Ibiza Snake Swim to Santa Eulària Shows Sea Crossing
A snake was filmed swimming from Ibiza toward the islet of Santa Eulària in April 2024, giving biologists the first proper evidence that the species can cross that 450-metre stretch of water. The grainy video showed a pale horseshoe whip snake in the channel off Ibiza’s east coast.
Oriol Lapiedra, a biologist at the Centre for Ecological Research and Forestry Applications in Catalonia, said earlier sightings from fishermen and tourists had suggested the behaviour for some time. “There’d been increasing anecdotal evidence from fishermen and tourists who’d seen the snakes swimming, so we’d thought it was happening very often,” he said. “But this was the first proper [evidence] we’d had of a snake swimming from Ibiza to the islet.”
Ibiza’s East Coast Channel
The islet of Santa Eulària sits 450 metres from Ibiza’s east coast, and the April 2024 footage showed the horseshoe whip snake moving through that gap. The species has been appearing on Ibiza for two decades and is now established on much of the island, with forecasts suggesting it could be found across 100% of Ibiza by the end of 2027.
On the mainland, horseshoe whip snakes tend to be skinny creatures that seldom exceed 1.8 metres in length. Specimens found on Ibiza have been more than 2 metres long and weigh 2, showing how well the species has adapted since it arrived on the island from the Spanish mainland about 20 years ago.

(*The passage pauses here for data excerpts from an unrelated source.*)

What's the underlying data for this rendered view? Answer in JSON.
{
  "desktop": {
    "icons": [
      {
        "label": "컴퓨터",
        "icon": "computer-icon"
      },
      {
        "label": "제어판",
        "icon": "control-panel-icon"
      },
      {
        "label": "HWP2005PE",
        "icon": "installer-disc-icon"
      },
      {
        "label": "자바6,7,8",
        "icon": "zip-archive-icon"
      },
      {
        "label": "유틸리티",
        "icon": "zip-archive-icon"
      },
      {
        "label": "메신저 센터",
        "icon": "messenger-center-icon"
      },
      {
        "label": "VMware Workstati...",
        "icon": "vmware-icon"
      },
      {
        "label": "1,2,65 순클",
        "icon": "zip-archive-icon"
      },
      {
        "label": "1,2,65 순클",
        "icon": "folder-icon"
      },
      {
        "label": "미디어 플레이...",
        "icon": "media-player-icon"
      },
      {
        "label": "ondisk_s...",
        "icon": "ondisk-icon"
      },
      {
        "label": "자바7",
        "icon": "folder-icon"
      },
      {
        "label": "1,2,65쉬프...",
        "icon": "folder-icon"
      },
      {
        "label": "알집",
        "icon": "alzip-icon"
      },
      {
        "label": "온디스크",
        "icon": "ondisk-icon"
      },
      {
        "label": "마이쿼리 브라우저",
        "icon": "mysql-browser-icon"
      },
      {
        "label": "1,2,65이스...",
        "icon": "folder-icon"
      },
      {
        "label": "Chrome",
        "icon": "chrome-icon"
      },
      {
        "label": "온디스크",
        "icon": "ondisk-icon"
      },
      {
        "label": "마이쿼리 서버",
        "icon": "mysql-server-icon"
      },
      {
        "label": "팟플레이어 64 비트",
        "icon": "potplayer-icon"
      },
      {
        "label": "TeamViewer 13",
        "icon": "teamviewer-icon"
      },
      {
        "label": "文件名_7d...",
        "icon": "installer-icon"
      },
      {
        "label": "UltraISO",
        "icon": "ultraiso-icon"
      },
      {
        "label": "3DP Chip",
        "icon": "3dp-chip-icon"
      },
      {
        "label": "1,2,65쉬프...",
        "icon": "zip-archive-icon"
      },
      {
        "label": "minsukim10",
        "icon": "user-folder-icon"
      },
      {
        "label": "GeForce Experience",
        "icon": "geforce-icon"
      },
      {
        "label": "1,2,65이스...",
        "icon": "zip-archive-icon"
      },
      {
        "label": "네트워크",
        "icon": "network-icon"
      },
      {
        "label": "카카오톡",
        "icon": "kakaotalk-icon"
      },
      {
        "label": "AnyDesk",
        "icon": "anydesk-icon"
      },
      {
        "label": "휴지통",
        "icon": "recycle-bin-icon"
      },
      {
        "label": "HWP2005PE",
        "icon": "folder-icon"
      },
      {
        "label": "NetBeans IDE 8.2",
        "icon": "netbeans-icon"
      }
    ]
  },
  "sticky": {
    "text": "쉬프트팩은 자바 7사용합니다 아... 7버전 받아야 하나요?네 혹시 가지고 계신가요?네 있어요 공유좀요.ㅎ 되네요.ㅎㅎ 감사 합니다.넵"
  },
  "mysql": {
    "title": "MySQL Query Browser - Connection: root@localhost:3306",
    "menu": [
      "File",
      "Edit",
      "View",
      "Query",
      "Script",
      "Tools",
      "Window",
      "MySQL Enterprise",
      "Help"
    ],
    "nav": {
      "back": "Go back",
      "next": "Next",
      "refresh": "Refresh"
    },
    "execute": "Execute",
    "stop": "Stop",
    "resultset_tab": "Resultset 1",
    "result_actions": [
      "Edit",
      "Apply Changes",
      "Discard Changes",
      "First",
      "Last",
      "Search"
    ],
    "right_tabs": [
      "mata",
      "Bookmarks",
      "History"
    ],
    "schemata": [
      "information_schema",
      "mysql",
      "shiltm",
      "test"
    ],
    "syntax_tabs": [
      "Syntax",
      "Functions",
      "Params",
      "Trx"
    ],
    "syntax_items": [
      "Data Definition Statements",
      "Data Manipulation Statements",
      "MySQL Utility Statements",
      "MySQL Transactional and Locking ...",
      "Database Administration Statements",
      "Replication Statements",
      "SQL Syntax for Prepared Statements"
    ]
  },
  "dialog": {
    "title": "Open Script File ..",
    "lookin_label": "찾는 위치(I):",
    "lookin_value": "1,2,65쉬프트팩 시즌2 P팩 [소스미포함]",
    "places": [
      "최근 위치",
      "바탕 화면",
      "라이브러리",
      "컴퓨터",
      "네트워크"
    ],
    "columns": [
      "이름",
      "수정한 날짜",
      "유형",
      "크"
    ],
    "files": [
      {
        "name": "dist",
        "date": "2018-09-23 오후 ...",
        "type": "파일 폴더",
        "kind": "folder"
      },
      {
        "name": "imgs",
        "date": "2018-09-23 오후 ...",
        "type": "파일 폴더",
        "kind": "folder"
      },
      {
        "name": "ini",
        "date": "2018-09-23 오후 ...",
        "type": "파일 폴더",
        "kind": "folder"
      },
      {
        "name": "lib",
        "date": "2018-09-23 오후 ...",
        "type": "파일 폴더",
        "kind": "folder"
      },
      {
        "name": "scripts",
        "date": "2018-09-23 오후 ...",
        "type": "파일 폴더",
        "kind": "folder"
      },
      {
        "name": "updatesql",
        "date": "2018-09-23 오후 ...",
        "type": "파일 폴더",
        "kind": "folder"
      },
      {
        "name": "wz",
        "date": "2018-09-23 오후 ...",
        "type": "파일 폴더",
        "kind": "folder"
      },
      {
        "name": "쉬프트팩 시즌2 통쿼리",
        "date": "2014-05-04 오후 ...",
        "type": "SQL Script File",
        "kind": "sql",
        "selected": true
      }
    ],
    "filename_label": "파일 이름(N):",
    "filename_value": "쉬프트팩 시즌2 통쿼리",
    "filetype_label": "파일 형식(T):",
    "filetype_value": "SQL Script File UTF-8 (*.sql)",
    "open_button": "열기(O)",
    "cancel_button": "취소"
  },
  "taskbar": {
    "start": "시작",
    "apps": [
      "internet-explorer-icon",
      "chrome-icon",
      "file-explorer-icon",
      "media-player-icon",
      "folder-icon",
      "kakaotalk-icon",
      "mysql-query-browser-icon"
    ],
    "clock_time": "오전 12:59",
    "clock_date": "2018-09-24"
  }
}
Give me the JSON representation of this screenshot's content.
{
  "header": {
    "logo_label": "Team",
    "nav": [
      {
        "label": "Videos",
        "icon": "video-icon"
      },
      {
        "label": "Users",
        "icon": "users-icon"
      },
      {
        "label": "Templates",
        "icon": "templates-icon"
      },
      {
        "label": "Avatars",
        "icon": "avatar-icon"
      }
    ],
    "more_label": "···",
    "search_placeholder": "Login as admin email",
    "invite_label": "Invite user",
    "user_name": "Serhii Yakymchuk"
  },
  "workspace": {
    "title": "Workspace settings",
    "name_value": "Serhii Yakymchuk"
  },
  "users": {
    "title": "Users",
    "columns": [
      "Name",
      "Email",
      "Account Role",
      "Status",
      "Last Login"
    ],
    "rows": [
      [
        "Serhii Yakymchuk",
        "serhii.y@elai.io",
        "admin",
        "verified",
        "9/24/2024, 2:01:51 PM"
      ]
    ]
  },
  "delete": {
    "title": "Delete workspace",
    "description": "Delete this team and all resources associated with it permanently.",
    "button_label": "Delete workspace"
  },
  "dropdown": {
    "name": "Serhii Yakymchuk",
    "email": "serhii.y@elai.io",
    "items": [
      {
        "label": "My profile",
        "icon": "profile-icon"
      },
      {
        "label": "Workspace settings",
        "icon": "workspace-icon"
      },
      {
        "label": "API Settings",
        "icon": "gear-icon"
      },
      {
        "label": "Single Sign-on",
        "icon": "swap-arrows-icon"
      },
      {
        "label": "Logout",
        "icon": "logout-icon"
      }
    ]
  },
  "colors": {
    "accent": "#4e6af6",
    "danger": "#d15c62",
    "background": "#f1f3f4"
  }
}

Ibiza Wall Lizard Under Pressure
The spread has already hit the Ibiza wall lizard, which has been almost wiped out by the invasive horseshoe whip snake. The International Union for Conservation of Nature moved the lizard from near threatened to endangered in October 2022, and Lapiedra said the loss goes beyond one species. “They control insect populations – including agricultural pests – so that all changes when they disappear,” he said. “But they also pollinate flowers and disperse seeds.”
The Balearic regional government said more than 3,500 horseshoe whip snakes were captured on Ibiza last year, and more than 16,000 have been culled since 2016. That total shows how far the response has already gone, yet the April video indicates the snakes are still moving into new territory by sea rather than only across land.
Balearic Islands Response
The latest footage gives officials and conservation workers a clearer picture of the next phase of the infestation on Ibiza. A snake that can reach the islet of Santa Eulària from the mainland side of Ibiza can also reach other nearby places in the same channel, and that makes the April 2024 recording more than a one-off image: it is evidence that the island’s containment effort is dealing with a species that can travel farther than many people had assumed.
For residents and landowners on Ibiza, the practical issue is no longer whether the snake is established. More than 90% of the island already has the species, and the pressure now falls on whether capture and culling can keep pace with a snake that keeps spreading outward while the Ibiza wall lizard continues to lose ground.